We found that AA administration at a relatively high dose from birth onward exerted its anabolic effect through increased protein synthesis and not decreased proteolysis. The additional energy needed was not derived from glucose, but could, at least partially, be derived from a concomitant increase in AA oxidation.

Most studies in premature infants, including the present, show a positive effect of AA administration on protein accretion caused by an increased synthesis rate (3,4,6,13). Also, in the ovine fetus, AA administration does have a beneficial effect on protein accretion by increasing protein synthesis while leaving proteolysis unaltered (14). One study, however, investigating a short-term change in nutritional regimen, found a simultaneous decrease in proteolysis (15).

Anabolism in adults (16,17) and healthy term infants (18,19), unlike in preterm infants and ovine fetuses, is predominantly achieved by suppression of proteolysis instead of protein synthesis. Possibly, a new balance between protein breakdown and synthesis is developing during early life, explaining this observed discrepancy.

We found a positive nitrogen balance, not only in the intervention group of the 135 infants studied earlier (1), but also in the intervention group of the leucine cohort in this study. However, the leucine balance was not significantly different from zero. Nevertheless, there is still a significant correlation between both balance methods (r2 = 0.47, p = 0.003). This discrepancy, which we and others noted before (2,4), might be explained by the relative abundance of leucine in parenteral AA solutions relative to the occurrence of leucine in body protein. Because the rate of protein deposition is controlled by the rate-limiting AA in the AA solution, all excess AA are oxidized. Leucine in particular might be oxidized pro rata more than other AA, explaining a negative leucine balance despite a positive nitrogen balance. On the other hand, the difference between the stable isotope and nitrogen balance techniques could also be partially due to the tendency to overestimate nitrogen retention (20).
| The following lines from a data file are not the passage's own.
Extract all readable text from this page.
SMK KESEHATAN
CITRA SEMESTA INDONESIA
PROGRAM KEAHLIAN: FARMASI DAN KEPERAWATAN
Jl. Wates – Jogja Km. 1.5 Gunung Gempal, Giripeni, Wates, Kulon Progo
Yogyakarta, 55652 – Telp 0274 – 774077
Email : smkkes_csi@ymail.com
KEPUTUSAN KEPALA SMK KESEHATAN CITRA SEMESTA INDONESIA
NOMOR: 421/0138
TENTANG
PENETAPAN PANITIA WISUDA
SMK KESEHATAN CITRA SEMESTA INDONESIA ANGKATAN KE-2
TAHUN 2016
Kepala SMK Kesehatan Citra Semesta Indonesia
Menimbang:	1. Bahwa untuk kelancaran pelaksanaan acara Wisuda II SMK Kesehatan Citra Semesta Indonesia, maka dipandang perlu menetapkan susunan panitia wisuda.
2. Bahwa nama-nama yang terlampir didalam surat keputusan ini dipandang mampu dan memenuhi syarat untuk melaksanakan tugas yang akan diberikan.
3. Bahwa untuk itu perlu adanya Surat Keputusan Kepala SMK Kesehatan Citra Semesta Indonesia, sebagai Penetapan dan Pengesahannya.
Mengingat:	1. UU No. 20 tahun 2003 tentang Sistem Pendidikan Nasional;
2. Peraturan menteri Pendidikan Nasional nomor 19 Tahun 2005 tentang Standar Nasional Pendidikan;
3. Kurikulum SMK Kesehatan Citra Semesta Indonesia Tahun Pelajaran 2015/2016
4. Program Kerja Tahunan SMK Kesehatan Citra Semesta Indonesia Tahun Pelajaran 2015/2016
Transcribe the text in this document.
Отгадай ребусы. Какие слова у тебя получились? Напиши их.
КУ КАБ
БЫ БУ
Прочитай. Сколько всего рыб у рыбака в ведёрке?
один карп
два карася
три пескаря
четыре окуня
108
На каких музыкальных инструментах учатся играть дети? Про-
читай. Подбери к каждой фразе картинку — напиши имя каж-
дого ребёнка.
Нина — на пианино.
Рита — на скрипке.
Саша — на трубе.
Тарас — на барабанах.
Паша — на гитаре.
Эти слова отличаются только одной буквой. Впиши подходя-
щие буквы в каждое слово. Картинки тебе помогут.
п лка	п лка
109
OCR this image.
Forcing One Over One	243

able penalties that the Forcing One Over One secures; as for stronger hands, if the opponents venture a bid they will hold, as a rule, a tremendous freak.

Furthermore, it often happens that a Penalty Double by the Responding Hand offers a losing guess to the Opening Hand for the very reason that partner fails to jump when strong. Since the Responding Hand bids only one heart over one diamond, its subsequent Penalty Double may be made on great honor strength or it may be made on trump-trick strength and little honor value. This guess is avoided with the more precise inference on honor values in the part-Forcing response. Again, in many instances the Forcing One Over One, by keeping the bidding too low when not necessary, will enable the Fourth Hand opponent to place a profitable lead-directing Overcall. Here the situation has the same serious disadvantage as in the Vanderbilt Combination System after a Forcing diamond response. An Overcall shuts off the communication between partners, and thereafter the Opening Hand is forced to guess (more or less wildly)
In our study, early AA administration had hardly any effect on glucose metabolism. Glucose oxidation, NOGD, and GPR were unaltered. In adults, AA supplementation, and thus provision of gluconeogenic substrates, was found to result in an increased endogenous GPR (21). This contrasts with findings in premature neonates from the study by Poindexter et al. (13) and the present study. Like in adults, we expected to find a higher glucose oxidation rate for generating the energy needed for extra protein synthesis after AA administration. Poindexter et al. (13), using indirect calorimetry, also suggested a higher glucose oxidation rate after AA had been introduced, inasmuch as the respiratory quotient increased. Surprisingly, we could not detect any difference in oxidation rate. The source of the needed extra energy remains, therefore, speculative. Nevertheless, the higher leucine oxidation rate might reflect that AA oxidation itself might provide some of the energy needed. Other sources of energy could include fatty acids and ketone bodies.

In conclusion, AA administration to premature infants from birth onward reverses the catabolic state that is otherwise obtained when AA are withheld. Particularly protein synthesis rate especially is increased. The additional energy needed for this process is not derived from glucose oxidation.